Yeah, now that I really sit and write and think about it, I am taken back to my post earlier where I stated I needed to learn to relax. Not relax like in-a-tub-relax. But let-my-hair down-more relax. Like I talked about in one of my first FRI-DAYs. Today was so easy and so pleasant. I just let it roll… and roll it did. Nothing is torn up. No one was yelled at and no one threw a tantrum spurned from my stress to get something done or to get somewhere. Wow. And if I stop to really accept it, that’s how most of our days are when I pull the stick out of my butt and just relax.

It’s up to me. I need to not worry about me. I want to enjoy my family. More. Needs are important, but sometimes (and I stress sometimes) needs to be balanced with wants. Especially when the wants are about Quality of Soul, not Quantity of Life. My definition of Quality of Soul does not involve things. Quality of Soul only involves people. Quantity of Life involves things. The quantity means nothing if the quality is not nurtured first.

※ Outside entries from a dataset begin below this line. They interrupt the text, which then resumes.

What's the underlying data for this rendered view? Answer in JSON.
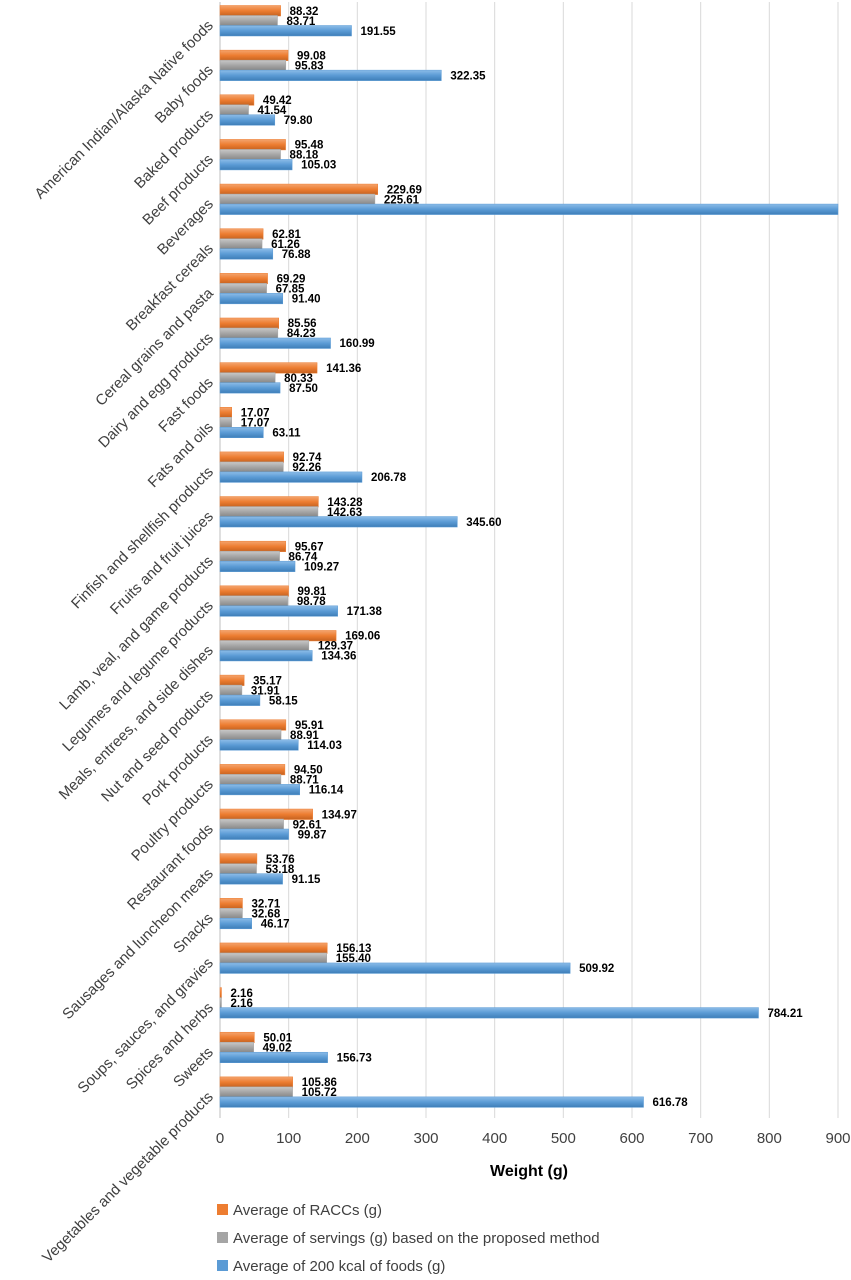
{
  "chart_data": {
    "type": "bar",
    "orientation": "horizontal",
    "title": "",
    "xlabel": "Weight (g)",
    "ylabel": "",
    "xlim": [
      0,
      900
    ],
    "xticks": [
      0,
      100,
      200,
      300,
      400,
      500,
      600,
      700,
      800,
      900
    ],
    "grid": true,
    "legend_position": "bottom-left",
    "categories": [
      "American Indian/Alaska Native foods",
      "Baby foods",
      "Baked products",
      "Beef products",
      "Beverages",
      "Breakfast cereals",
      "Cereal grains and pasta",
      "Dairy and egg products",
      "Fast foods",
      "Fats and oils",
      "Finfish and shellfish products",
      "Fruits and fruit juices",
      "Lamb, veal, and game products",
      "Legumes and legume products",
      "Meals, entrees, and side dishes",
      "Nut and seed products",
      "Pork products",
      "Poultry products",
      "Restaurant foods",
      "Sausages and luncheon meats",
      "Snacks",
      "Soups, sauces, and gravies",
      "Spices and herbs",
      "Sweets",
      "Vegetables and vegetable products"
    ],
    "series": [
      {
        "name": "Average of RACCs (g)",
        "color": "#ED7D31",
        "values": [
          88.32,
          99.08,
          49.42,
          95.48,
          229.69,
          62.81,
          69.29,
          85.56,
          141.36,
          17.07,
          92.74,
          143.28,
          95.67,
          99.81,
          169.06,
          35.17,
          95.91,
          94.5,
          134.97,
          53.76,
          32.71,
          156.13,
          2.16,
          50.01,
          105.86
        ],
        "labels": [
          "88.32",
          "99.08",
          "49.42",
          "95.48",
          "229.69",
          "62.81",
          "69.29",
          "85.56",
          "141.36",
          "17.07",
          "92.74",
          "143.28",
          "95.67",
          "99.81",
          "169.06",
          "35.17",
          "95.91",
          "94.50",
          "134.97",
          "53.76",
          "32.71",
          "156.13",
          "2.16",
          "50.01",
          "105.86"
        ]
      },
      {
        "name": "Average of servings (g) based on the proposed method",
        "color": "#A5A5A5",
        "values": [
          83.71,
          95.83,
          41.54,
          88.18,
          225.61,
          61.26,
          67.85,
          84.23,
          80.33,
          17.07,
          92.26,
          142.63,
          86.74,
          98.78,
          129.37,
          31.91,
          88.91,
          88.71,
          92.61,
          53.18,
          32.68,
          155.4,
          2.16,
          49.02,
          105.72
        ],
        "labels": [
          "83.71",
          "95.83",
          "41.54",
          "88.18",
          "225.61",
          "61.26",
          "67.85",
          "84.23",
          "80.33",
          "17.07",
          "92.26",
          "142.63",
          "86.74",
          "98.78",
          "129.37",
          "31.91",
          "88.91",
          "88.71",
          "92.61",
          "53.18",
          "32.68",
          "155.40",
          "2.16",
          "49.02",
          "105.72"
        ]
      },
      {
        "name": "Average of 200 kcal of foods (g)",
        "color": "#5B9BD5",
        "values": [
          191.55,
          322.35,
          79.8,
          105.03,
          900,
          76.88,
          91.4,
          160.99,
          87.5,
          63.11,
          206.78,
          345.6,
          109.27,
          171.38,
          134.36,
          58.15,
          114.03,
          116.14,
          99.87,
          91.15,
          46.17,
          509.92,
          784.21,
          156.73,
          616.78
        ],
        "labels": [
          "191.55",
          "322.35",
          "79.80",
          "105.03",
          "",
          "76.88",
          "91.40",
          "160.99",
          "87.50",
          "63.11",
          "206.78",
          "345.60",
          "109.27",
          "171.38",
          "134.36",
          "58.15",
          "114.03",
          "116.14",
          "99.87",
          "91.15",
          "46.17",
          "509.92",
          "784.21",
          "156.73",
          "616.78"
        ]
      }
    ]
  }
}
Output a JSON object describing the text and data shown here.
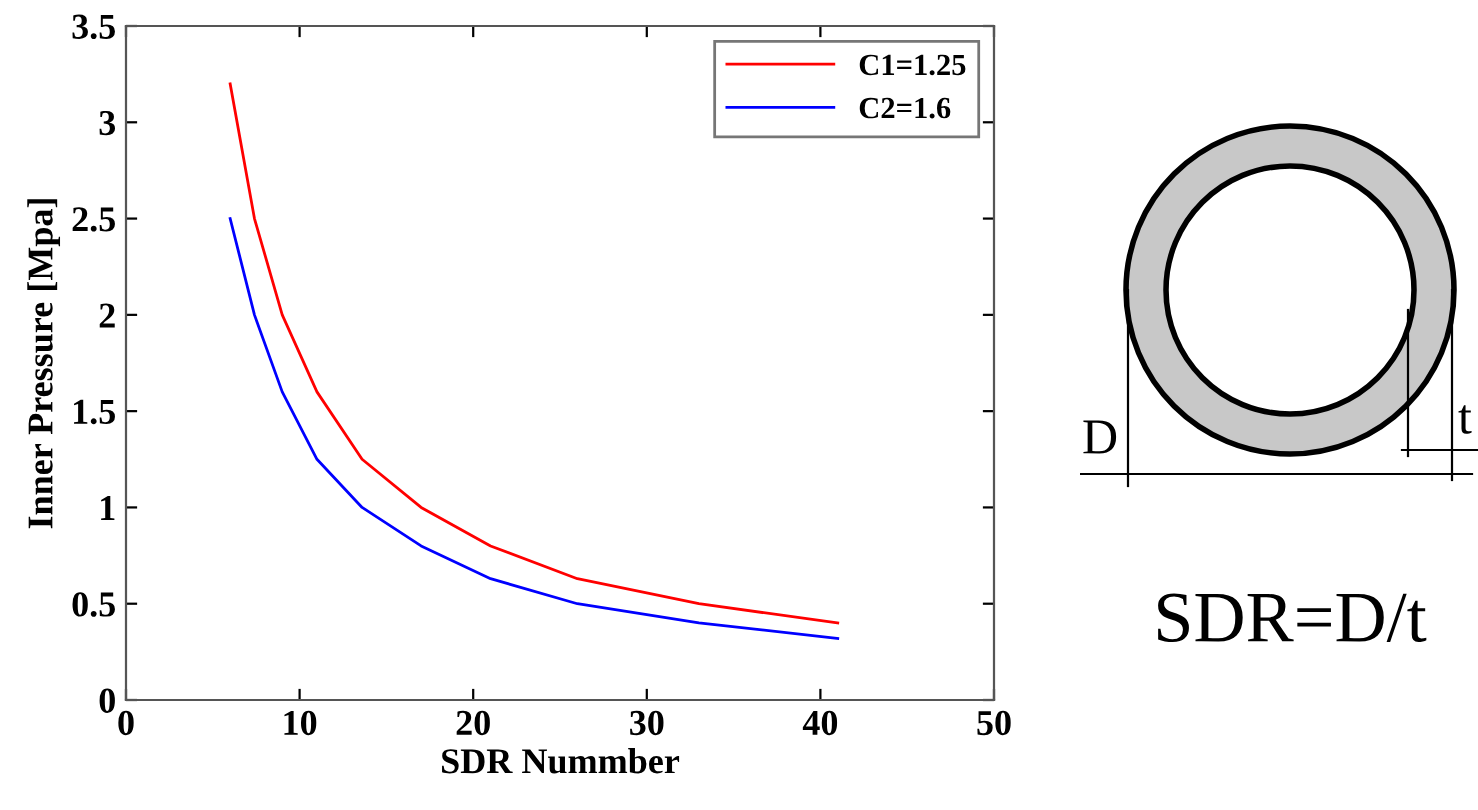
{
  "chart_data": {
    "type": "line",
    "xlabel": "SDR Nummber",
    "ylabel": "Inner Pressure [Mpa]",
    "x": [
      6,
      7.4,
      9,
      11,
      13.6,
      17,
      21,
      26,
      33,
      41
    ],
    "series": [
      {
        "name": "C1=1.25",
        "color": "#ff0000",
        "values": [
          3.2,
          2.5,
          2.0,
          1.6,
          1.25,
          1.0,
          0.8,
          0.63,
          0.5,
          0.4
        ]
      },
      {
        "name": "C2=1.6",
        "color": "#0000ff",
        "values": [
          2.5,
          2.0,
          1.6,
          1.25,
          1.0,
          0.8,
          0.63,
          0.5,
          0.4,
          0.32
        ]
      }
    ],
    "xlim": [
      0,
      50
    ],
    "xticks": [
      0,
      10,
      20,
      30,
      40,
      50
    ],
    "ylim": [
      0,
      3.5
    ],
    "yticks": [
      0,
      0.5,
      1,
      1.5,
      2,
      2.5,
      3,
      3.5
    ],
    "grid": false,
    "legend": "top right",
    "marker": "none",
    "line_style": "solid",
    "annotations": [
      "D",
      "t",
      "SDR=D/t"
    ]
  }
}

So today, we took it moment by moment. We ate breakfast out. We goofed around town at a leisurely pace. We snacked for lunch. We played games. We enjoyed a monthly gathering here with friends. We experienced a positive piano lesson and later a chill piano practice without tears. We visited with more friends afterwards. We made a quickie dinner that made everyone happy and was healthy. We went out to Sonic for dessert. Why does Sonic bring such happiness?  And I did not flinch about spending the dollars. (I am usually filled with anxiety about splurges – two in one day is rare!) And I didn’t fret about not exercising. I just lived our life. Our life.

 

Life was beautiful today.

 

And I am looking forward to pouring over every moment as I start to clear off the play table while listening to Little Women on my iPod, occasionally staring over the banister at these beautiful faces, and watching flightaware.com to see they’ve landed safely in Reno. And once I hear their voices, I will settle down.